Doctrine: Art 1391 provides that an action for annulment must be brought within FOUR (4) years. If
the ground is a fraud, its prescriptive period is four years from the time of the discovery of the fraud. If
the ground is intimidation/violence/undue influence, its prescriptive period is from the time the defect of
the consent ceases)

Facts
Mateo Carantes was the original owner of a certain parcel of land. When he died, he was
survived by his wife and six children. Subsequently, the parcel of land was subjected to
expropriation and was later on indeed expropriated. A deed denominated as Assignment of
Right of Inheritance was executed by four of Mateo’s children assigning Maximo Carantes their
rights to inheritance over the lot. Maximo then sold the remaining lots to the government and
also registered on Mar. 16, 1940, the deed of Assignment of Right to Inheritance. The still
remaining lot was issued in the name of Maximo. A complaint was filed against Maximo
alleging that the deed be annulled on the ground of fraud. The trial court rendered a decision
stating that the plaintiff’s right of action has been prescribed. The CA reversed the decision.

Issue
Whether or not the plaintiff’s right of action has been prescribed.

Ruling
The present action, being one to annul the contract on the ground of fraud, its prescriptive
period is four years from the time of the discovery of the fraud.

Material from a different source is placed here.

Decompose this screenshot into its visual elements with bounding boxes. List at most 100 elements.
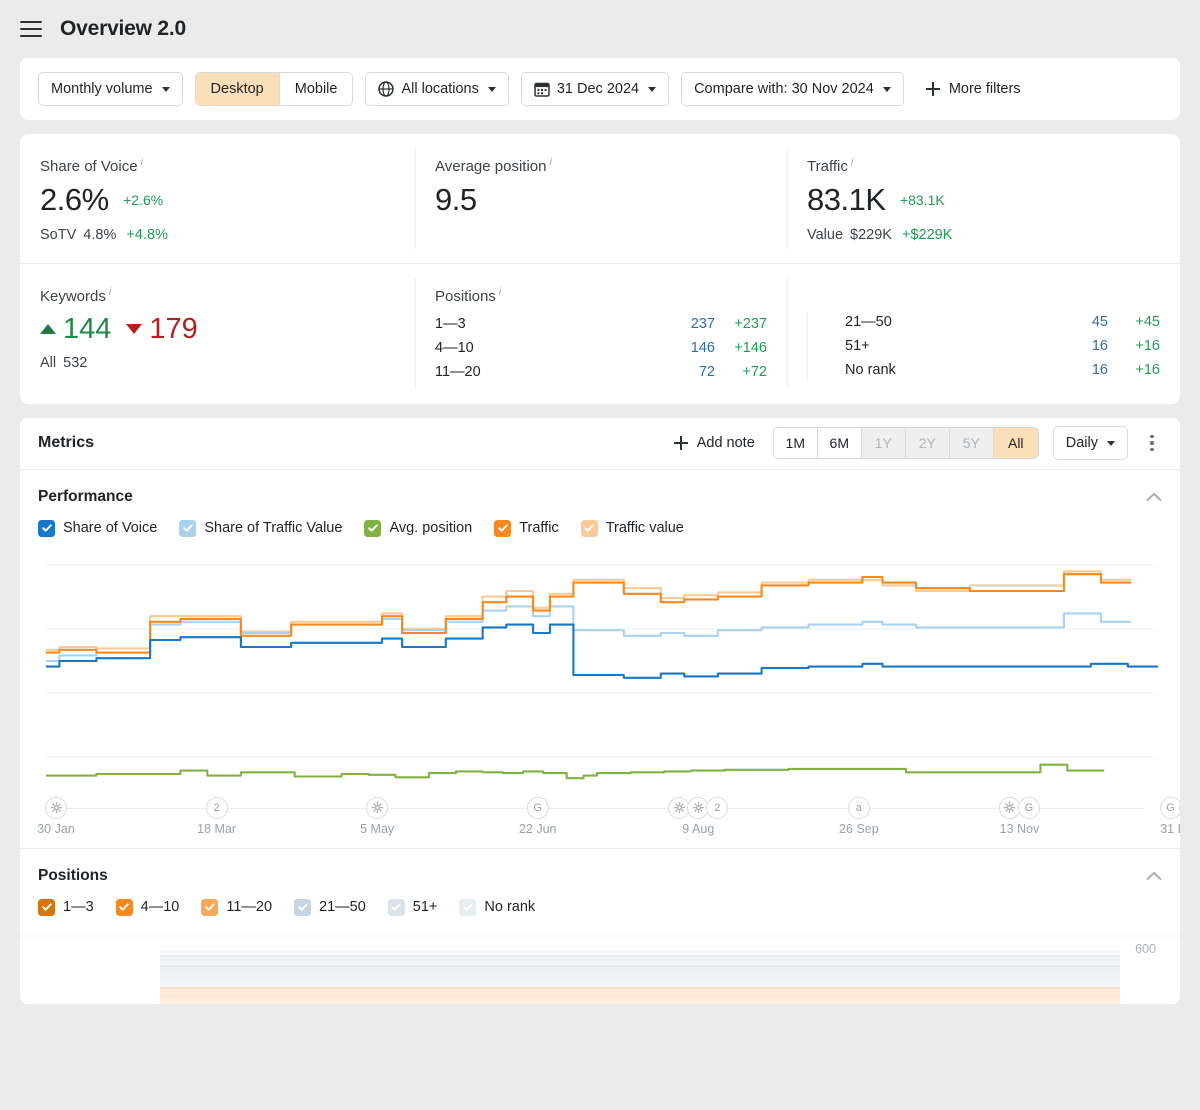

The weight of authorities is to
effect that the registration of an instrument in the Office of the Register of Deeds constitutes
constructive notice to the whole world, and therefore, the discovery of the fraud is deemed to
have taken place at the time of the registration. In this case, the deed of assignment was
registered on Mar. 16, 1940. The four-year period within which the private respondents could
have filed the present action consequently commenced on Mar. 16, 1940; and since they filed it
only on Sept. 4, 1958, it follows that the same is barred by the statute of limitations.